JAKARTA. Nilai Tukar Petani (NTP) nasional Februari 2022 sebesar 108,83 atau naik 0,15 persen dibandingkan bulan Januari 2022. Menurut Badan Pusat Statistik (BPS), di dalam Berita Resmi Statistik yang dikeluarkan oleh tanggal 1 Maret 2022, kenaikan NTP nasional pada bulan Februari 2022 disebabkan oleh Indeks Harga yang diterima Petani (lt) naik sebesar 0,26 persen, dan lebih tinggi dibandingkan Indeks Harga yang Dikeluarkan Petani (lb) sebesar 0,11 persen. Dalam Berita Resmi Statistik tersebut, BPS juga mencatat selama Februari 2022, tiga sub sektor NTP mengalami kenaikan, yakni: subsektor tanaman hortikultura (2,08 persen); subsektor tanaman perkebunan rakyat (0,90 persen); dan subsektor perikanan (0,14 persen). Sementara itu, dua subsektor lainnya mengalami penurunan yakni subsektor tanaman pangan (0,43 persen) dan peternakan (1,02 persen).

Menyikapi hal tersebut, Sekretaris Umum Dewan Pengurus Pusat (DPP) Serikat Petani Indonesia (SPI), Agus Ruli Ardiansyah menyebutkan, pemerintah harus mengantisipasi penurunan NTP khususnya di subsektor tanaman pangan dan hortikultura.

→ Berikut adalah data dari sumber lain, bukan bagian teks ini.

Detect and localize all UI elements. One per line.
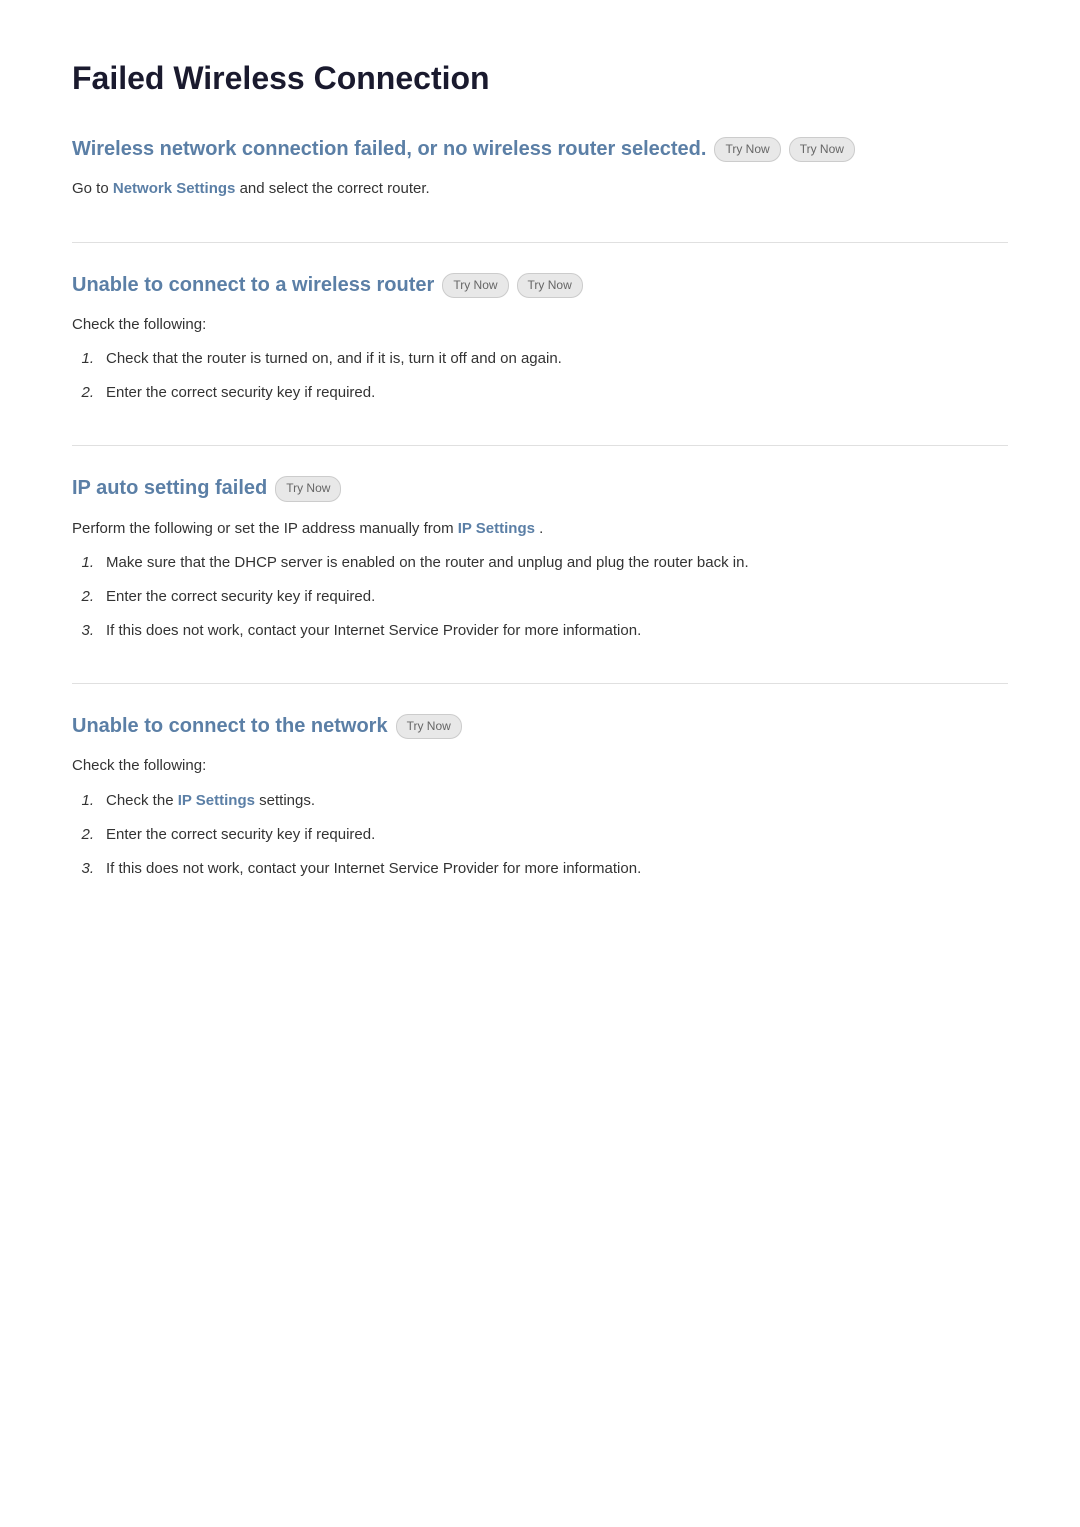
section-unable-connect-network: Unable to connect to the network Try Now… [72,714,1008,881]
section-title-unable-connect-router: Unable to connect to a wireless router T… [72,273,1008,298]
list-item: 2. Enter the correct security key if req… [72,585,1008,609]
list-item-text: Make sure that the DHCP server is enable… [106,551,749,575]
section-heading-text: Wireless network connection failed, or n… [72,138,706,161]
section-heading-text-4: Unable to connect to the network [72,715,388,738]
try-now-button-2a[interactable]: Try Now [442,273,508,298]
body-text-select-router: and select the correct router. [240,180,430,197]
list-num: 1. [72,789,94,813]
list-num: 3. [72,619,94,643]
try-now-button-4a[interactable]: Try Now [396,714,462,739]
list-num: 2. [72,381,94,405]
section-heading-text-3: IP auto setting failed [72,477,267,500]
list-item-text: If this does not work, contact your Inte… [106,857,641,881]
list-item: 1. Check that the router is turned on, a… [72,347,1008,371]
list-item-text: If this does not work, contact your Inte… [106,619,641,643]
list-text-after: settings. [259,792,315,809]
section-title-wireless-network-failed: Wireless network connection failed, or n… [72,137,1008,162]
list-text-before-link: Check the [106,792,174,809]
try-now-button-3a[interactable]: Try Now [275,476,341,501]
list-item-text: Enter the correct security key if requir… [106,381,375,405]
router-steps-list: 1. Check that the router is turned on, a… [72,347,1008,405]
section-body-unable-connect-network: Check the following: 1. Check the IP Set… [72,753,1008,881]
check-following-intro-2: Check the following: [72,753,1008,779]
try-now-button-2b[interactable]: Try Now [517,273,583,298]
section-unable-connect-router: Unable to connect to a wireless router T… [72,273,1008,406]
list-item: 1. Check the IP Settings settings. [72,789,1008,813]
divider-1 [72,242,1008,243]
section-body-unable-connect-router: Check the following: 1. Check that the r… [72,312,1008,406]
section-title-unable-connect-network: Unable to connect to the network Try Now [72,714,1008,739]
section-body-wireless-network-failed: Go to Network Settings and select the co… [72,176,1008,202]
section-title-ip-auto-setting: IP auto setting failed Try Now [72,476,1008,501]
list-item-text: Check that the router is turned on, and … [106,347,562,371]
body-text-period: . [539,520,543,537]
section-ip-auto-setting-failed: IP auto setting failed Try Now Perform t… [72,476,1008,643]
divider-2 [72,445,1008,446]
section-heading-text-2: Unable to connect to a wireless router [72,274,434,297]
body-text-go-to: Go to [72,180,109,197]
list-item: 3. If this does not work, contact your I… [72,619,1008,643]
list-item: 2. Enter the correct security key if req… [72,381,1008,405]
ip-settings-link-2[interactable]: IP Settings [178,792,255,809]
list-num: 2. [72,823,94,847]
try-now-button-1b[interactable]: Try Now [789,137,855,162]
section-body-ip-auto-setting: Perform the following or set the IP addr… [72,516,1008,644]
ip-steps-list: 1. Make sure that the DHCP server is ena… [72,551,1008,643]
list-num: 1. [72,347,94,371]
network-settings-link[interactable]: Network Settings [113,180,236,197]
list-item: 3. If this does not work, contact your I… [72,857,1008,881]
list-item-text: Enter the correct security key if requir… [106,823,375,847]
list-item-text: Enter the correct security key if requir… [106,585,375,609]
check-following-intro: Check the following: [72,312,1008,338]
list-item-text: Check the IP Settings settings. [106,789,315,813]
list-item: 1. Make sure that the DHCP server is ena… [72,551,1008,575]
try-now-button-1a[interactable]: Try Now [714,137,780,162]
section-wireless-network-failed: Wireless network connection failed, or n… [72,137,1008,202]
list-item: 2. Enter the correct security key if req… [72,823,1008,847]
body-text-perform: Perform the following or set the IP addr… [72,520,454,537]
network-steps-list: 1. Check the IP Settings settings. 2. En… [72,789,1008,881]
divider-3 [72,683,1008,684]
page-title: Failed Wireless Connection [72,60,1008,97]
list-num: 2. [72,585,94,609]
list-num: 1. [72,551,94,575]
ip-settings-link-1[interactable]: IP Settings [458,520,535,537]
list-num: 3. [72,857,94,881]
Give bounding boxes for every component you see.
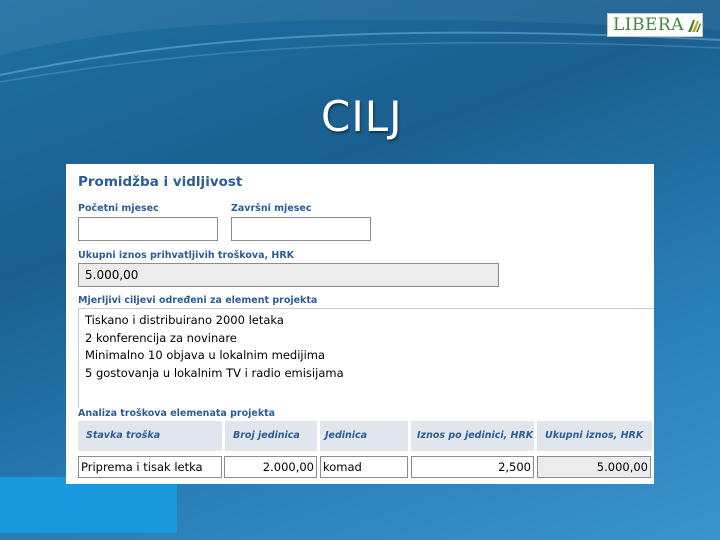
cell-units[interactable]: 2.000,00	[224, 456, 317, 478]
column-header-unit-price: Iznos po jedinici, HRK	[411, 421, 534, 451]
slide-title: CILJ	[321, 92, 403, 141]
total-cost-field[interactable]: 5.000,00	[78, 263, 499, 287]
goals-textarea[interactable]: Tiskano i distribuirano 2000 letaka 2 ko…	[78, 308, 654, 408]
start-month-input[interactable]	[78, 217, 218, 241]
cell-unit[interactable]: komad	[320, 456, 408, 478]
leaf-icon	[688, 20, 701, 32]
end-month-label: Završni mjesec	[231, 203, 312, 214]
decorative-corner-block	[0, 477, 177, 533]
end-month-input[interactable]	[231, 217, 371, 241]
cost-analysis-label: Analiza troškova elemenata projekta	[78, 408, 276, 419]
goals-label: Mjerljivi ciljevi određeni za element pr…	[78, 295, 318, 306]
cell-total[interactable]: 5.000,00	[537, 456, 651, 478]
column-header-total: Ukupni iznos, HRK	[537, 421, 652, 451]
goal-line: 2 konferencija za novinare	[85, 330, 237, 345]
project-form: Promidžba i vidljivost Početni mjesec Za…	[66, 164, 654, 484]
goal-line: Tiskano i distribuirano 2000 letaka	[85, 313, 284, 327]
column-header-item: Stavka troška	[78, 421, 222, 451]
total-cost-label: Ukupni iznos prihvatljivih troškova, HRK	[78, 250, 295, 261]
start-month-label: Početni mjesec	[78, 203, 159, 214]
column-header-units: Broj jedinica	[225, 421, 317, 451]
libera-logo: LIBERA	[607, 13, 703, 37]
cell-item[interactable]: Priprema i tisak letka	[78, 456, 222, 478]
logo-text: LIBERA	[613, 15, 684, 35]
goal-line: 5 gostovanja u lokalnim TV i radio emisi…	[85, 365, 344, 380]
section-title: Promidžba i vidljivost	[78, 174, 243, 190]
goal-line: Minimalno 10 objava u lokalnim medijima	[85, 348, 326, 362]
cell-unit-price[interactable]: 2,500	[411, 456, 534, 478]
column-header-unit: Jedinica	[320, 421, 408, 451]
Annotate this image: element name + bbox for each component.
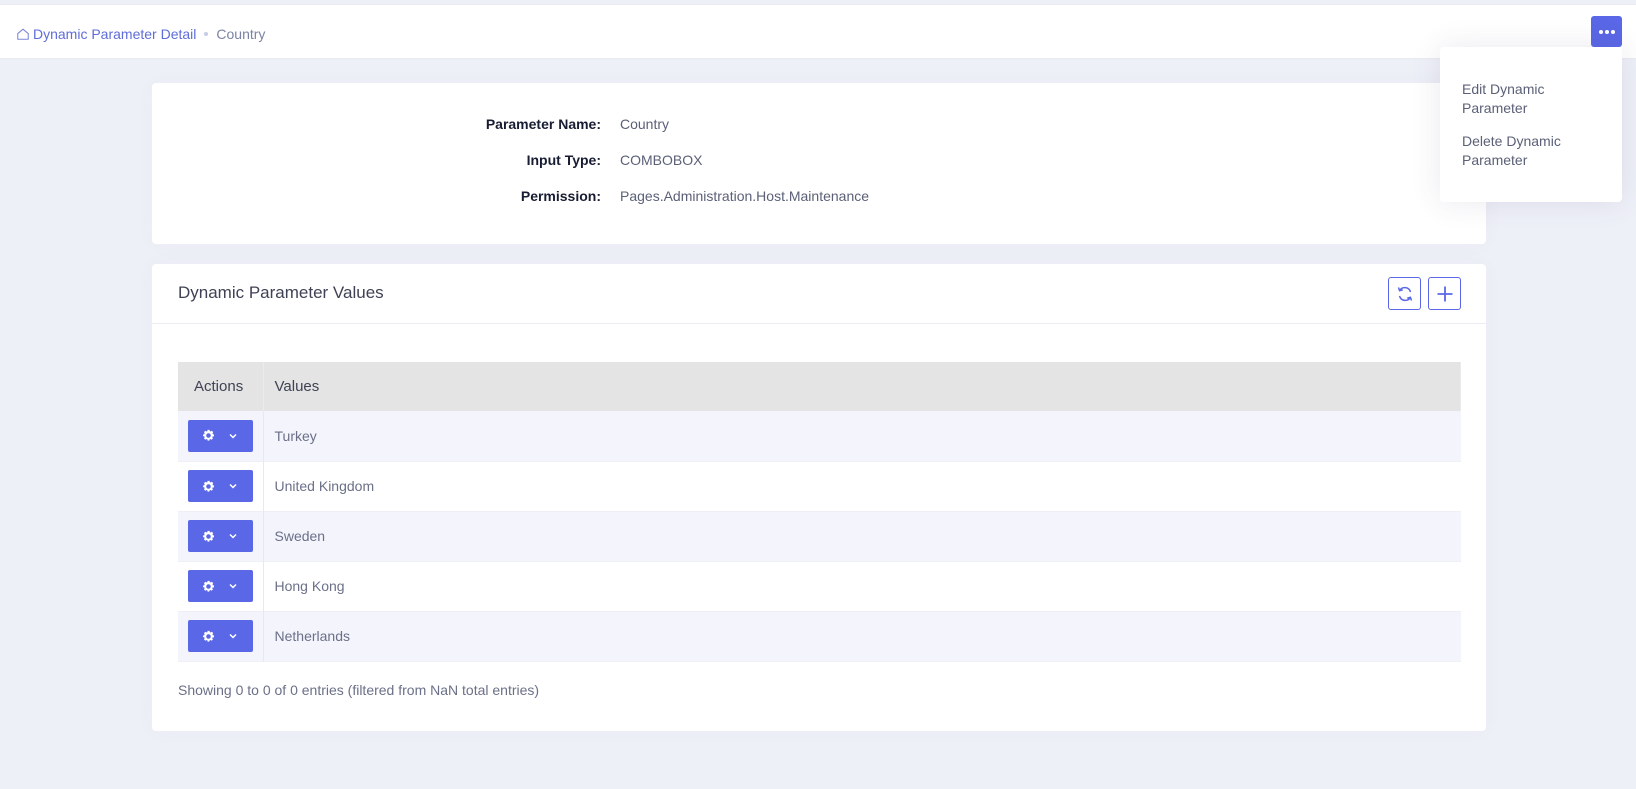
chevron-down-icon [229, 533, 237, 539]
more-icon-dot [1604, 29, 1609, 34]
table-row: Sweden [178, 511, 1461, 561]
row-actions-button[interactable] [188, 620, 253, 652]
gear-icon [203, 530, 215, 542]
table-row: Turkey [178, 411, 1461, 461]
permission-row: Permission: Pages.Administration.Host.Ma… [152, 188, 1486, 208]
parameter-name-label: Parameter Name: [485, 116, 601, 132]
breadcrumb-separator [204, 32, 209, 36]
actions-cell [178, 411, 264, 461]
parameter-name-row: Parameter Name: Country [152, 116, 1486, 136]
value-cell: Netherlands [274, 628, 351, 644]
input-type-label: Input Type: [526, 152, 601, 168]
chevron-down-icon [229, 633, 237, 639]
table-header-row: Actions Values [178, 362, 1461, 411]
row-actions-button[interactable] [188, 570, 253, 602]
plus-icon [1437, 286, 1452, 301]
breadcrumb-current: Country [216, 26, 266, 42]
value-cell: Sweden [274, 528, 326, 544]
table-row: United Kingdom [178, 461, 1461, 511]
menu-item-delete-dynamic-parameter[interactable]: Delete Dynamic Parameter [1462, 132, 1592, 170]
refresh-icon [1397, 286, 1412, 301]
actions-dropdown-menu: Edit Dynamic Parameter Delete Dynamic Pa… [1440, 47, 1622, 202]
actions-cell [178, 611, 264, 661]
input-type-row: Input Type: COMBOBOX [152, 152, 1486, 172]
permission-value: Pages.Administration.Host.Maintenance [620, 188, 870, 204]
row-actions-button[interactable] [188, 520, 253, 552]
more-icon-dot [1610, 29, 1615, 34]
menu-item-edit-dynamic-parameter[interactable]: Edit Dynamic Parameter [1462, 80, 1592, 118]
row-actions-button[interactable] [188, 419, 253, 452]
column-header-actions[interactable]: Actions [178, 362, 264, 411]
home-icon[interactable] [16, 27, 30, 41]
parameter-values-card: Dynamic Parameter Values Actions Values [152, 264, 1486, 731]
table-info-text: Showing 0 to 0 of 0 entries (filtered fr… [178, 682, 540, 698]
gear-icon [203, 630, 215, 642]
parameter-name-value: Country [620, 116, 670, 132]
values-table: Actions Values Turkey United Kingdom Swe… [178, 362, 1461, 662]
values-card-header: Dynamic Parameter Values [152, 264, 1486, 324]
parameter-details-card: Parameter Name: Country Input Type: COMB… [152, 83, 1486, 244]
table-row: Netherlands [178, 611, 1461, 661]
actions-cell [178, 561, 264, 611]
table-row: Hong Kong [178, 561, 1461, 611]
values-title: Dynamic Parameter Values [178, 283, 384, 302]
column-header-values[interactable]: Values [263, 362, 1461, 411]
more-actions-button[interactable] [1591, 16, 1622, 47]
input-type-value: COMBOBOX [620, 152, 703, 168]
value-cell: Hong Kong [274, 578, 345, 594]
breadcrumb-parent-link[interactable]: Dynamic Parameter Detail [33, 26, 196, 42]
chevron-down-icon [229, 483, 237, 489]
more-icon [1598, 29, 1603, 34]
actions-cell [178, 511, 264, 561]
refresh-button[interactable] [1388, 277, 1421, 310]
gear-icon [203, 580, 215, 592]
chevron-down-icon [229, 583, 237, 589]
actions-cell [178, 461, 264, 511]
value-cell: Turkey [274, 427, 317, 444]
gear-icon [203, 430, 215, 441]
gear-icon [203, 480, 215, 492]
top-bar: Dynamic Parameter Detail Country [0, 4, 1636, 58]
row-actions-button[interactable] [188, 470, 253, 502]
add-value-button[interactable] [1428, 277, 1461, 310]
permission-label: Permission: [520, 188, 601, 204]
chevron-down-icon [229, 433, 237, 439]
breadcrumb: Dynamic Parameter Detail Country [16, 24, 265, 44]
value-cell: United Kingdom [274, 478, 375, 494]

“Untuk subsektor tanaman pangan ke depannya cenderung akan menurun. Di beberapa wilayah sentra seperti Jawa Timur dan Jawa Tengah, saat ini beberapa sudah panen. Laporan dari anggota SPI di wilayah-wilayah tersebut, harga gabah di kisaran Rp4.000 per kg bahkan ada yang menyentuh Rp3.800 per kg. Hal ini harus menjadi perhatian karena sudah di bawah HPP yang ditetapkan oleh pemerintah,” tuturnya dari Jakarta pagi ini (05/03).

Penurunan NTP subsektor tanaman pangan diakibatkan turunnya indeks harga yang diterima petani pada kelompok penyusun, yaitu kelompok padi (0,38 persen) dan kelompok palawija, khususnya jagung (0,45 persen). Penurunan harga di tingkat petani tersebut, menurut Agus Ruli, merupakan persoalan klasik yang terus-terusan terulang.

“Seperti yang sudah-sudah, menuju panen raya kecenderungannya harga gabah akan ikut turun juga. Oleh karena itu, pemerintah harus merespon cepat, segera operasi pasar untuk menyerap gabah agar harga naik sesuai dgn HPP. Bulog dan Badan Pangan Nasional harus segera bergerak,” tegasnya.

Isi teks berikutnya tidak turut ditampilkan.